Though the differences between America and the Islamic world might loom large, what links them is a desire for the reassurance that certainty provides. "The world is obscure and what is happening is often obscure," Dr. [Robert] Robins [a political scientist] said. "Conspiracy theories make the world seem a lot more rational."

However, were you to read only that, you would miss this gem of a second paragraph:

Whatever the evidence to the contrary, suspicious minds will always believe that the truth about the Kennedy assassination lies buried in government files. Indeed, in a 1999 poll, three out of four Americans insisted Lee Harvey Oswald did not act alone, and 68 percent said an official cover-up has kept the public in the dark.

Translation: I am know-it-all journalist, I will deftly accuse many of my readers of being "suspicious minds" while allowing them to think they too know What's Really Going On.

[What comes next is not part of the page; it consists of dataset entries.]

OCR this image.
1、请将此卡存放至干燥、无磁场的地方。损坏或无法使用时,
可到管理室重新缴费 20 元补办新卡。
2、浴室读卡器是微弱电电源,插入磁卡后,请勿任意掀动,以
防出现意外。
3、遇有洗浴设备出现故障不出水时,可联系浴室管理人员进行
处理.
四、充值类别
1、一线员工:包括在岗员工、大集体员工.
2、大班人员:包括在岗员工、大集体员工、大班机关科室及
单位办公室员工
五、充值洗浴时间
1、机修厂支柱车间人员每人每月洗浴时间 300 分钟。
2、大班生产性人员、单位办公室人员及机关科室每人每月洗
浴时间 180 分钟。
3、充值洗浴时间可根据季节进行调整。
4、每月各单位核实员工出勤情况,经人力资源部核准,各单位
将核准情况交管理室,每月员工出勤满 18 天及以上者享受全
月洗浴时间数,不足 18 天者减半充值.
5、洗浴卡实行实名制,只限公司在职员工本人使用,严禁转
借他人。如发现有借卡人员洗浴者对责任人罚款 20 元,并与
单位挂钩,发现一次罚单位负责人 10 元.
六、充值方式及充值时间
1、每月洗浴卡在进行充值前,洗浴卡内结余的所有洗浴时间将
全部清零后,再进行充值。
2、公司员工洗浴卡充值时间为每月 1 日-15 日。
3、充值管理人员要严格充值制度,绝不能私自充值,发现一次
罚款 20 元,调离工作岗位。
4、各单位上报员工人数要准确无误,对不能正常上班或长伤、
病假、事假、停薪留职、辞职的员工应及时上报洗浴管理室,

Actually, the article's kind of funny: It goes to some effort and quotes a number of sources to argue that there are in fact psychological and sociological reasons why "suspicious" people fall for conspiracy theories — it suggests that, for these reasons, people will be drawn into believe conspiracy theories even when such theories are unsupported by the available evidence (whatever it may be). It's almost as if — oh my — think about it — it's almost as if there's a CONSPIRACY to make us think the conspiracy theories are false!

See, you just can't trust anything you read these days.